D’autres, comme le sénateur Bernard Jomier, médecin libéral en activité, appellent leurs collègues à ne pas s’emballer. « Certains devraient garder leur sang-froid. Ce n’est pas parce que certaines décisions ont été prises trop tard qu’il faut en prendre dans la confusion et la précipitation », réagit ce sénateur apparenté au groupe socialiste. « Il ne faut pas que les uns ou les autres s’égarent dans un rôle qui n’est pas le leur », ajoute-t-il, ne se considérant pas lui-même comme « légitime » pour aiguiller ses confrères praticiens.

Dans une situation où aucune alternative n’existe, le traitement antiviral du professeur Raoult est envisageable, selon lui. « C’est le rôle et le devoir d’un médecin, dans une situation d’urgence, quand il y a des données qui laissent penser qu’un traitement peut-être efficace, de le donner. » Sans pour autant le systématiser. « Ce ne serait pas responsable de mettre tout le monde sous traitement », explique Bernard Jomier, qui redoute des « effets colatéraux ». Et de rappeler, surtout, que d’autres patients utilisent ces substances pour d’autres pathologies.

Médecin dans un centre hospitalier de l’agglomération de Longwy (Meurthe-et-Moselle), la sénatrice Véronique Guillotin reconnaît que le traitement, déjà testé dans plusieurs services de réanimation du pays, « suscite de l’espoir ». Cette parlementaire membre du Parti radical estime, comme d’autres, qu’il faut « accélérer les recherches », mais réserver ce traitement, pour le moment, aux cas graves : « traiter tout le monde serait un raccourci rapide ». « La prudence est compliquée à faire comprendre », explique-t-elle, à l’heure où une forme de pression s’applique sur les professionnels de santé. « Entre la science raisonnée et la situation de panique qui saisit un peu le pays, c’est compliqué [...] Cette crise demande beaucoup d’humilité. On devrait être prudent, y compris dans la parole publique. »

Les pharmaciens se sentent « un peu perdus » 

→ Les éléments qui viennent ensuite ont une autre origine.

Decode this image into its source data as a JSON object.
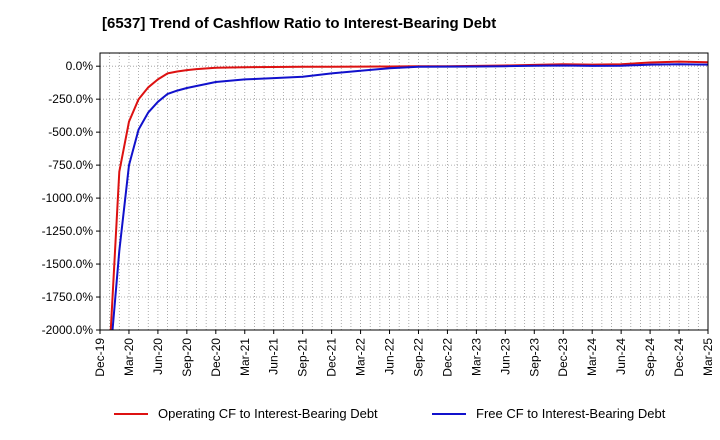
{
  "title": "[6537]  Trend of Cashflow Ratio to Interest-Bearing Debt",
  "legend": {
    "operating_label": "Operating CF to Interest-Bearing Debt",
    "free_label": "Free CF to Interest-Bearing Debt"
  },
  "chart_data": {
    "type": "line",
    "title": "[6537]  Trend of Cashflow Ratio to Interest-Bearing Debt",
    "xlabel": "",
    "ylabel": "",
    "ylim": [
      -2000,
      100
    ],
    "y_unit": "%",
    "y_ticks": [
      "0.0%",
      "-250.0%",
      "-500.0%",
      "-750.0%",
      "-1000.0%",
      "-1250.0%",
      "-1500.0%",
      "-1750.0%",
      "-2000.0%"
    ],
    "y_tick_values": [
      0,
      -250,
      -500,
      -750,
      -1000,
      -1250,
      -1500,
      -1750,
      -2000
    ],
    "x_ticks": [
      "Dec-19",
      "Mar-20",
      "Jun-20",
      "Sep-20",
      "Dec-20",
      "Mar-21",
      "Jun-21",
      "Sep-21",
      "Dec-21",
      "Mar-22",
      "Jun-22",
      "Sep-22",
      "Dec-22",
      "Mar-23",
      "Jun-23",
      "Sep-23",
      "Dec-23",
      "Mar-24",
      "Jun-24",
      "Sep-24",
      "Dec-24",
      "Mar-25"
    ],
    "x_range_months": [
      0,
      63
    ],
    "grid": true,
    "legend_position": "bottom",
    "series": [
      {
        "name": "Operating CF to Interest-Bearing Debt",
        "color": "#dd1111",
        "x_months": [
          1,
          2,
          3,
          4,
          5,
          6,
          7,
          8,
          9,
          10,
          12,
          15,
          18,
          21,
          24,
          27,
          30,
          33,
          36,
          39,
          42,
          45,
          48,
          51,
          54,
          57,
          60,
          63
        ],
        "values": [
          -2150,
          -800,
          -420,
          -250,
          -160,
          -100,
          -55,
          -40,
          -30,
          -22,
          -12,
          -8,
          -6,
          -5,
          -4,
          -3,
          -2,
          -1,
          0,
          2,
          5,
          10,
          15,
          12,
          15,
          28,
          35,
          30
        ]
      },
      {
        "name": "Free CF to Interest-Bearing Debt",
        "color": "#1111cc",
        "x_months": [
          1,
          2,
          3,
          4,
          5,
          6,
          7,
          8,
          9,
          10,
          12,
          15,
          18,
          21,
          24,
          27,
          30,
          33,
          36,
          39,
          42,
          45,
          48,
          51,
          54,
          57,
          60,
          63
        ],
        "values": [
          -2250,
          -1400,
          -750,
          -480,
          -350,
          -270,
          -210,
          -185,
          -165,
          -150,
          -120,
          -100,
          -90,
          -80,
          -55,
          -35,
          -15,
          -5,
          -3,
          -2,
          0,
          3,
          5,
          2,
          3,
          12,
          15,
          12
        ]
      }
    ]
  }
}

L’hôpital n’est pas le seul sans réponse bien définie. La médecine de ville est également confrontée aux mêmes interrogations. « Les ordonnances fleurissent. Des patients sont allés voir leur médecin, et il n’ose pas dire non », raconte Bernard Jomier, en contact régulier avec ses confrères de la capitale. L’emballement est palpable, selon les officines. « On sait qu’il y a de plus en plus de prescriptions », nous explique l’Union des syndicats de pharmaciens d’officine (USPO), qui compile les remontées du terrain. Le sujet « prend de l’ampleur », selon cette confédération syndicale, et les pharmaciens se sentent « un peu perdus ». « Il n’y a pas de directive du ministère. Pas de règles claires. Ils sont dans l’expectative ! »

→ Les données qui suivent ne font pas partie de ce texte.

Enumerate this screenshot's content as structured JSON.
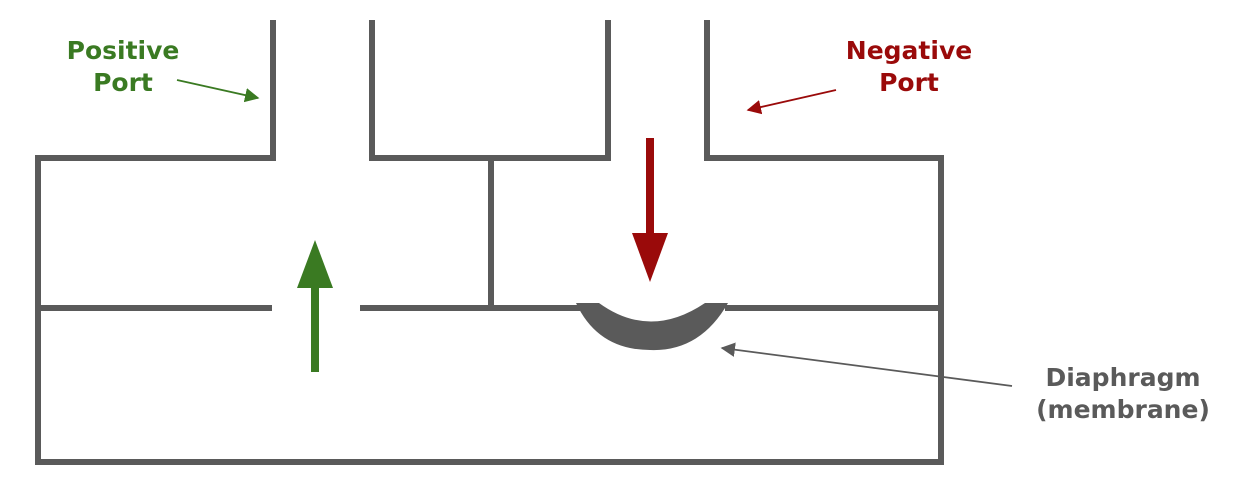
{
  "labels": {
    "positive": {
      "line1": "Positive",
      "line2": "Port"
    },
    "negative": {
      "line1": "Negative",
      "line2": "Port"
    },
    "diaphragm": {
      "line1": "Diaphragm",
      "line2": "(membrane)"
    }
  },
  "colors": {
    "wall": "#5a5a5a",
    "positive": "#3a7a22",
    "negative": "#9a0a0a",
    "diaphragm_label": "#5a5a5a"
  }
}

« On n’est même pas sûr que ce médicament marche pour tous les patients, il faut faire extrêmement attention », mettait en garde la semaine dernière dans l’émission Quotidien Karine Lacombe, cheffe de service à l’hôpital Saint-Antoine de Paris. Malgré les critiques qui s’élèvent parfois contre la méthode et les conditions des tests réalisés par le professeur Raoult, d’autres lui témoignent leur confiance. « Ce ne sont pas des gens farfelus. Le professeur Raoult a toute une équipe derrière lui », rappelle Catherine Deroche, ajoutant que la chloroquine est connue « depuis des décennies ».

Les quatre traitements testés à grande échelle ont été autorisés, avec l’appui de l'Agence nationale de sécurité du médicament (ANSM) et l’Inserm, l’organisme au sommet de la recherche en France, a appelé le directeur général de la Santé Jérôme Salomon. Les attentes du public sont réelles, immenses. À Marseille, une longue file d’attente s’est formée devant l’IHU ce lundi 23 mars.